When things go wrong in the workplace, people are often most critical of themselves, so participants in another class write letters to themselves showing self-compassion. Participants think of real-life difficult situations they feel they mishandled, and then write helpful, supportive letters to their alter egos. While being understanding about your shortcomings can be tougher than being understanding of someone else, the practice gets results: One recent UC Berkeley study, "Self-Compassion Increases Self-Improvement Motivation," showed that students who were reminded to be self-compassionate after failing a test were motivated to work harder than those who were not.
Hanson is careful to point out that this kind of thinking isn't magical—it's work. "We don't put a Tiffany ribbon around it," she says. "But the techniques enable people to re-engage in a way that is different and meaningful and useful, where previously they were stuck." She admits that even she still has some skepticism every now and again. "But then I show up day after day, and I see it really works."
The practice of listening well, learning how to accept challenges and thinking about how to work with difficult colleagues to build compassion may seem soft, but it is immensely practical. "It not only helps people be happier at work, but also more invested in work, with a clear sense of priority and effectiveness," Hanson says. "It's cultivating a willingness to take on challenges and move things forward, whereas before it was just avoidance and obstacles."
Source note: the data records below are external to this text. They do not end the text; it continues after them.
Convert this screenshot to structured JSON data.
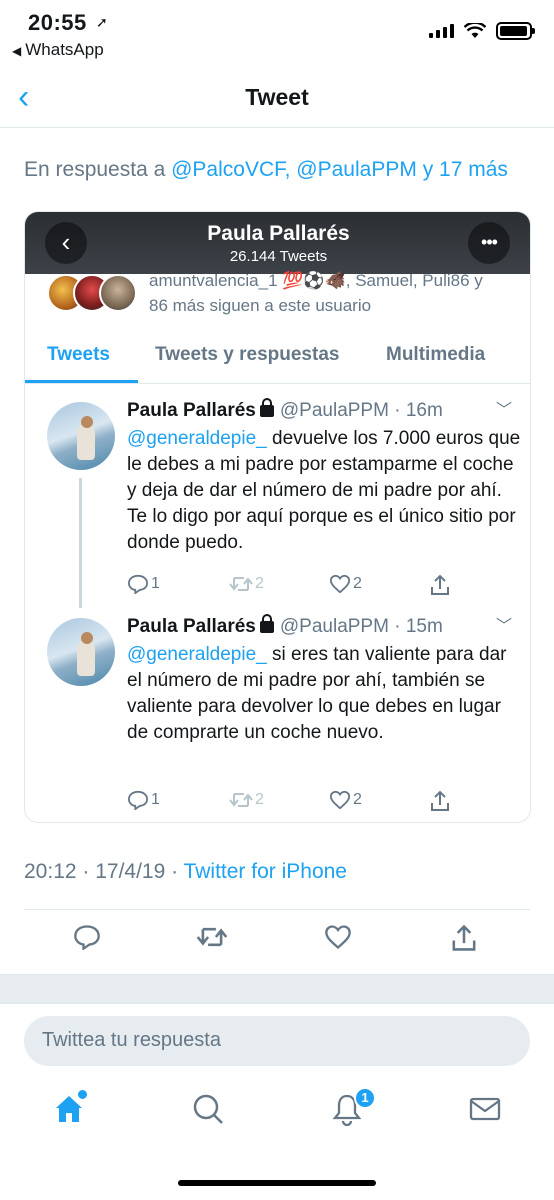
{
  "status_bar": {
    "time": "20:55",
    "back_app": "WhatsApp",
    "battery_level": 0.95
  },
  "nav": {
    "title": "Tweet",
    "back_icon": "chevron-left-icon"
  },
  "reply_to": {
    "prefix": "En respuesta a",
    "users": "@PalcoVCF, @PaulaPPM",
    "and": "y",
    "more": "17 más"
  },
  "embedded_profile": {
    "name": "Paula Pallarés",
    "tweet_count": "26.144 Tweets",
    "followers_line1": "amuntvalencia_1 💯⚽️🐗, Samuel, Puli86 y",
    "followers_line2": "86 más siguen a este usuario",
    "tabs": [
      {
        "label": "Tweets",
        "active": true
      },
      {
        "label": "Tweets y respuestas",
        "active": false
      },
      {
        "label": "Multimedia",
        "active": false
      }
    ],
    "tweets": [
      {
        "name": "Paula Pallarés",
        "handle": "@PaulaPPM · 16m",
        "mention": "@generaldepie_",
        "text": " devuelve los 7.000 euros que le debes a mi padre por estamparme el coche y deja de dar el número de mi padre por ahí. Te lo digo por aquí porque es el único sitio por donde puedo.",
        "replies": "1",
        "retweets": "2",
        "likes": "2"
      },
      {
        "name": "Paula Pallarés",
        "handle": "@PaulaPPM · 15m",
        "mention": "@generaldepie_",
        "text": " si eres tan valiente para dar el número de mi padre por ahí, también se valiente para devolver lo que debes en lugar de comprarte un coche nuevo.",
        "replies": "1",
        "retweets": "2",
        "likes": "2"
      }
    ]
  },
  "meta": {
    "timestamp": "20:12 · 17/4/19 ·",
    "source": "Twitter for iPhone"
  },
  "reply_input": {
    "placeholder": "Twittea tu respuesta"
  },
  "tabbar": {
    "notification_badge": "1"
  },
  "colors": {
    "accent": "#1da1f2",
    "muted": "#657786",
    "text": "#14171a"
  }
}
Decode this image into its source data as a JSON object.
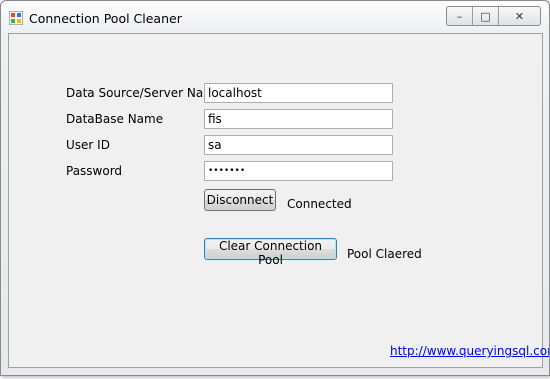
{
  "window": {
    "title": "Connection Pool Cleaner",
    "icon": "app-window-icon",
    "controls": {
      "minimize": "–",
      "maximize": "□",
      "close": "✕"
    }
  },
  "form": {
    "fields": [
      {
        "label": "Data Source/Server Name",
        "value": "localhost"
      },
      {
        "label": "DataBase Name",
        "value": "fis"
      },
      {
        "label": "User ID",
        "value": "sa"
      },
      {
        "label": "Password",
        "value": "•••••••"
      }
    ],
    "disconnect_label": "Disconnect",
    "connection_status": "Connected",
    "clear_pool_label": "Clear Connection Pool",
    "pool_status": "Pool Claered"
  },
  "footer": {
    "link_text": "http://www.queryingsql.com"
  },
  "colors": {
    "link": "#0000ff",
    "client_bg": "#f0f0f0",
    "focus_border": "#3c7fb1"
  }
}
At Santa Clara, the Dalai Lama described modern work life as "a big machine," one that we're all a part of. As social animals, we all need to cooperate to succeed, he said. As he talked, he took care to look everyone in the eye as much as possible. Despite the self-centeredness that dominates business, taking others into account is actually better for your bottom line. "For your own interest, it's actually better to help others," he explained.